Search code examples
pythonpandasperiod

Pandas Period with custom duration


Reading the docs of the pandas Period objects leaves me confused as to whether it is somehow possible to create a custom Period. By custom I mean a Period that does not follow a certain frequency dtype but where each Period in a PeriodIndex represents a start timestamp and an end timestamp, that is manually defined.

To illustrate:

Lets say I have n time intervals t, where the beginning and end of each interval are samples from a discrete uniformly distributed random variable with the constraint that the beginning < end.

The result would somewhat look like this:

[(ts_start0, ts_end0), (ts_start1, ts_end1), (ts_start2, ts_end2))]

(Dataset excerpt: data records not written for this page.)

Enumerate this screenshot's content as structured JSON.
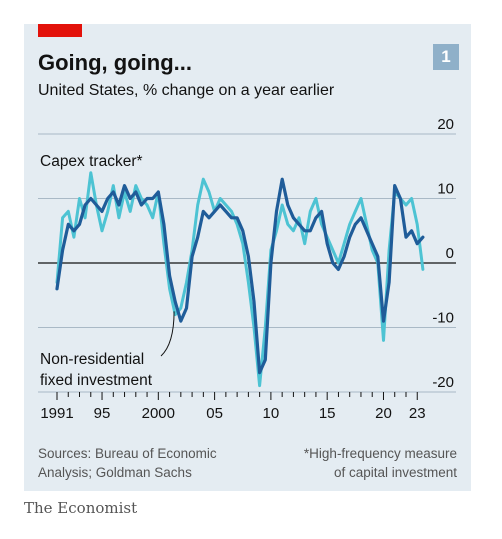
{
  "header": {
    "title": "Going, going...",
    "subtitle": "United States, % change on a year earlier",
    "badge": "1"
  },
  "footer": {
    "sources": "Sources: Bureau of Economic\nAnalysis; Goldman Sachs",
    "note": "*High-frequency measure\nof capital investment",
    "logo": "The Economist"
  },
  "colors": {
    "capex": "#4dc3d3",
    "investment": "#1f5c99",
    "accent": "#e3120b"
  },
  "chart_data": {
    "type": "line",
    "title": "Going, going...",
    "subtitle": "United States, % change on a year earlier",
    "xlim": [
      1991,
      2023.6
    ],
    "ylim": [
      -20,
      20
    ],
    "y_ticks": [
      20,
      10,
      0,
      -10,
      -20
    ],
    "y_tick_labels": [
      "20",
      "10",
      "0",
      "-10",
      "-20"
    ],
    "x_ticks": [
      1991,
      1995,
      2000,
      2005,
      2010,
      2015,
      2020,
      2023
    ],
    "x_tick_labels": [
      "1991",
      "95",
      "2000",
      "05",
      "10",
      "15",
      "20",
      "23"
    ],
    "grid": "horizontal",
    "series": [
      {
        "name": "Capex tracker*",
        "x": [
          1991.0,
          1991.5,
          1992.0,
          1992.5,
          1993.0,
          1993.5,
          1994.0,
          1994.5,
          1995.0,
          1995.5,
          1996.0,
          1996.5,
          1997.0,
          1997.5,
          1998.0,
          1998.5,
          1999.0,
          1999.5,
          2000.0,
          2000.5,
          2001.0,
          2001.5,
          2002.0,
          2002.5,
          2003.0,
          2003.5,
          2004.0,
          2004.5,
          2005.0,
          2005.5,
          2006.0,
          2006.5,
          2007.0,
          2007.5,
          2008.0,
          2008.5,
          2009.0,
          2009.5,
          2010.0,
          2010.5,
          2011.0,
          2011.5,
          2012.0,
          2012.5,
          2013.0,
          2013.5,
          2014.0,
          2014.5,
          2015.0,
          2015.5,
          2016.0,
          2016.5,
          2017.0,
          2017.5,
          2018.0,
          2018.5,
          2019.0,
          2019.5,
          2020.0,
          2020.5,
          2021.0,
          2021.5,
          2022.0,
          2022.5,
          2023.0,
          2023.5
        ],
        "y": [
          -3,
          7,
          8,
          4,
          10,
          7,
          14,
          9,
          5,
          8,
          12,
          7,
          11,
          8,
          12,
          10,
          9,
          7,
          11,
          3,
          -4,
          -8,
          -7,
          -3,
          2,
          9,
          13,
          11,
          8,
          10,
          9,
          8,
          6,
          3,
          -3,
          -10,
          -19,
          -10,
          2,
          5,
          9,
          6,
          5,
          7,
          3,
          8,
          10,
          6,
          4,
          2,
          0,
          3,
          6,
          8,
          10,
          6,
          2,
          0,
          -12,
          2,
          11,
          10,
          9,
          10,
          6,
          -1
        ]
      },
      {
        "name": "Non-residential fixed investment",
        "x": [
          1991.0,
          1991.5,
          1992.0,
          1992.5,
          1993.0,
          1993.5,
          1994.0,
          1994.5,
          1995.0,
          1995.5,
          1996.0,
          1996.5,
          1997.0,
          1997.5,
          1998.0,
          1998.5,
          1999.0,
          1999.5,
          2000.0,
          2000.5,
          2001.0,
          2001.5,
          2002.0,
          2002.5,
          2003.0,
          2003.5,
          2004.0,
          2004.5,
          2005.0,
          2005.5,
          2006.0,
          2006.5,
          2007.0,
          2007.5,
          2008.0,
          2008.5,
          2009.0,
          2009.5,
          2010.0,
          2010.5,
          2011.0,
          2011.5,
          2012.0,
          2012.5,
          2013.0,
          2013.5,
          2014.0,
          2014.5,
          2015.0,
          2015.5,
          2016.0,
          2016.5,
          2017.0,
          2017.5,
          2018.0,
          2018.5,
          2019.0,
          2019.5,
          2020.0,
          2020.5,
          2021.0,
          2021.5,
          2022.0,
          2022.5,
          2023.0,
          2023.5
        ],
        "y": [
          -4,
          2,
          6,
          5,
          6,
          9,
          10,
          9,
          8,
          10,
          11,
          9,
          12,
          10,
          11,
          9,
          10,
          10,
          11,
          6,
          -2,
          -6,
          -9,
          -7,
          1,
          4,
          8,
          7,
          8,
          9,
          8,
          7,
          7,
          5,
          1,
          -6,
          -17,
          -15,
          0,
          8,
          13,
          9,
          7,
          6,
          5,
          5,
          7,
          8,
          3,
          0,
          -1,
          1,
          4,
          6,
          7,
          5,
          3,
          1,
          -9,
          -3,
          12,
          10,
          4,
          5,
          3,
          4
        ]
      }
    ],
    "annotations": [
      {
        "text": "Capex tracker*"
      },
      {
        "text": "Non-residential"
      },
      {
        "text": "fixed investment"
      }
    ]
  }
}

Is there any way to encode such "random" intervals/ timespans/ periods with Pandas Period or something similar?


Solution

  • I think you can use IntervalIndex:

    In [18]: pd.IntervalIndex([pd.Interval(1,3), pd.Interval(4, 11), pd.Interval(13, 28)])
    Out[18]:
    IntervalIndex([(1, 3], (4, 11], (13, 28]]
                  closed='right',
                  dtype='interval[int64]')
    

    using timestamps:

    In [25]: pd.IntervalIndex([
        ...:   pd.Interval(pd.to_datetime('2018-01-01'), pd.to_datetime('2018-01-13')),
        ...:   pd.Interval(pd.to_datetime('2018-03-08'), pd.to_datetime('2018-04-29')),
        ...:   pd.Interval(pd.to_datetime('2018-05-03'), pd.to_datetime('2018-07-22'))
        ...: ])
        ...:
    Out[25]:
    IntervalIndex([(2018-01-01, 2018-01-13], (2018-03-08, 2018-04-29], (2018-05-03, 2018-07-22]]
                  closed='right',
                  dtype='interval[datetime64[ns]]')
    

    UPDATE: we can use pd.IntervalIndex.from_tuples() constructor:

    In [16]: pd.IntervalIndex.from_tuples([(1,3), (4, 11), (13, 28)], closed='right')
    Out[16]:
    IntervalIndex([(1, 3], (4, 11], (13, 28]]
                  closed='right',
                  dtype='interval[int64]')